So how do we count the fixed costs?
The preferable method is to spread these costs into an hourly cost divided into the individual activities that the company carries out.
For example, let's say you have a machine to fill your product, which requires 1 operator:
- Machinery: € 100,000 (spent over 5 years) therefore € 20,000 per year
- Employee: € 25,000 per year
Your work shift is 8 hours a day, 5 days a week, 11 months a year.
However, we calculate that the machine will not always be active and in production but will have machine downtime due to start-ups and failures, therefore we only calculate 7 hours a day.

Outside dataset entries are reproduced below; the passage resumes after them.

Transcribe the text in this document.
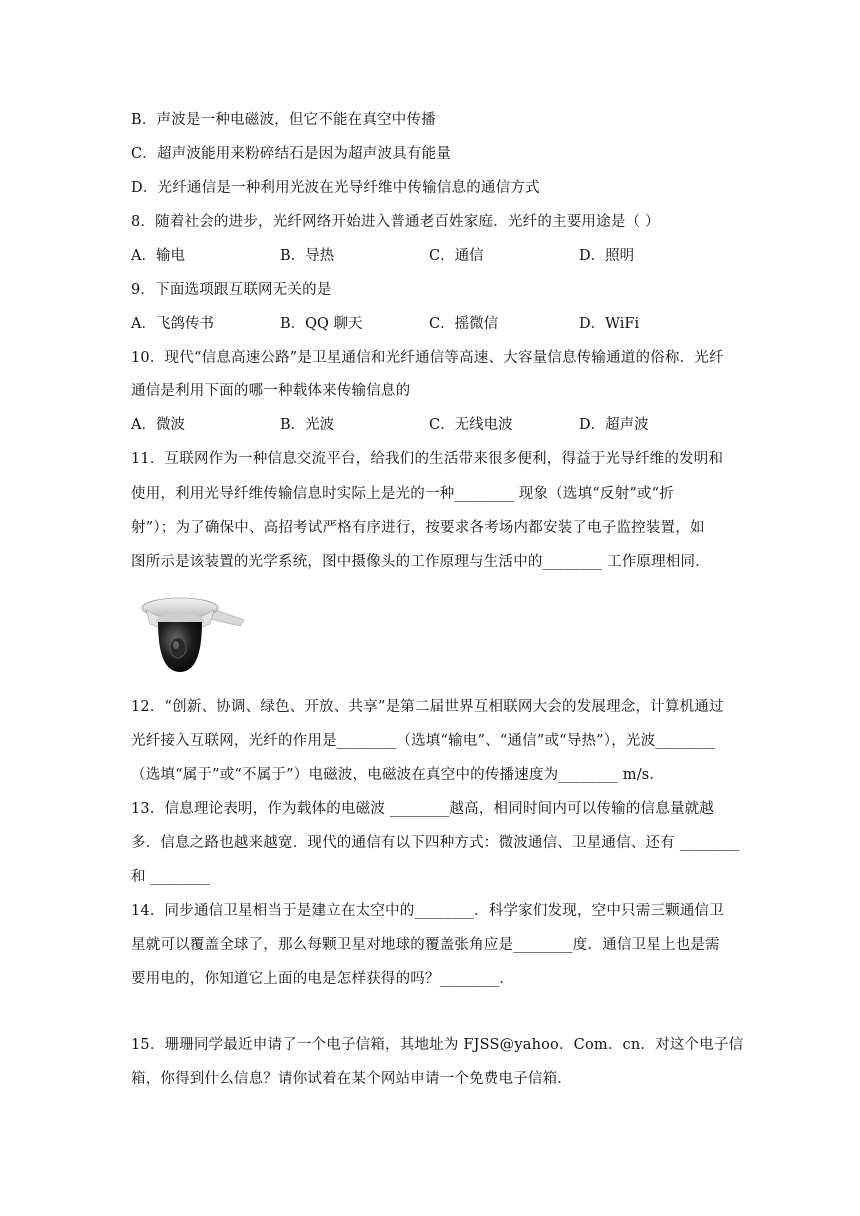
B．声波是一种电磁波，但它不能在真空中传播
C．超声波能用来粉碎结石是因为超声波具有能量
D．光纤通信是一种利用光波在光导纤维中传输信息的通信方式
8．随着社会的进步，光纤网络开始进入普通老百姓家庭．光纤的主要用途是（ ）
A．输电	B．导热	C．通信	D．照明
9．下面选项跟互联网无关的是
A．飞鸽传书	B．QQ 聊天	C．摇微信	D．WiFi
10．现代“信息高速公路”是卫星通信和光纤通信等高速、大容量信息传输通道的俗称．光纤
通信是利用下面的哪一种载体来传输信息的
A．微波	B．光波	C．无线电波	D．超声波
11．互联网作为一种信息交流平台，给我们的生活带来很多便利，得益于光导纤维的发明和
使用，利用光导纤维传输信息时实际上是光的一种________ 现象（选填“反射”或“折
射”）；为了确保中、高招考试严格有序进行，按要求各考场内都安装了电子监控装置，如
图所示是该装置的光学系统，图中摄像头的工作原理与生活中的________ 工作原理相同．
12．“创新、协调、绿色、开放、共享”是第二届世界互相联网大会的发展理念，计算机通过
光纤接入互联网，光纤的作用是________（选填“输电”、“通信”或“导热”），光波________
（选填“属于”或“不属于”）电磁波，电磁波在真空中的传播速度为________ m/s．
13．信息理论表明，作为载体的电磁波 ________越高，相同时间内可以传输的信息量就越
多．信息之路也越来越宽．现代的通信有以下四种方式：微波通信、卫星通信、还有 ________
和 ________
14．同步通信卫星相当于是建立在太空中的________．科学家们发现，空中只需三颗通信卫
星就可以覆盖全球了，那么每颗卫星对地球的覆盖张角应是________度．通信卫星上也是需
要用电的，你知道它上面的电是怎样获得的吗？________．
15．珊珊同学最近申请了一个电子信箱，其地址为 FJSS@yahoo．Com．cn．对这个电子信
箱，你得到什么信息？请你试着在某个网站申请一个免费电子信箱．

7 hours x 5 days x 4 weeks x 11 months = 1540 productive hours per year
To this, however, we must also add overheads (the secretary who does not work on a machine but still generates a cost, rent, etc.). These are our "overheads" and will have to be divided according to our cost centers, let's pretend we have 3 machines (the one we took as an example to fill the product, one to label it and one to palletize it). We will therefore divide the annual cost of these elements by the number of machines if they are used homogeneously.
- Rent: € 10,000 per year
- Account: € 25,000 per year
Overheads = (€ 10,000 per year + € 25,000 per year) / 3 machines = € 18,334
Therefore, the use of our machinery will cost the company (€ 20,000 per year depreciation of machinery + € 25,000 employee cost assigned to the machinery + € 18,334 overheads) / 1540 production hours per year = € 41.12
If this machine can fill, say, 500 bottles per hour, it will mean that the cost of our single product will increase by € 0.083.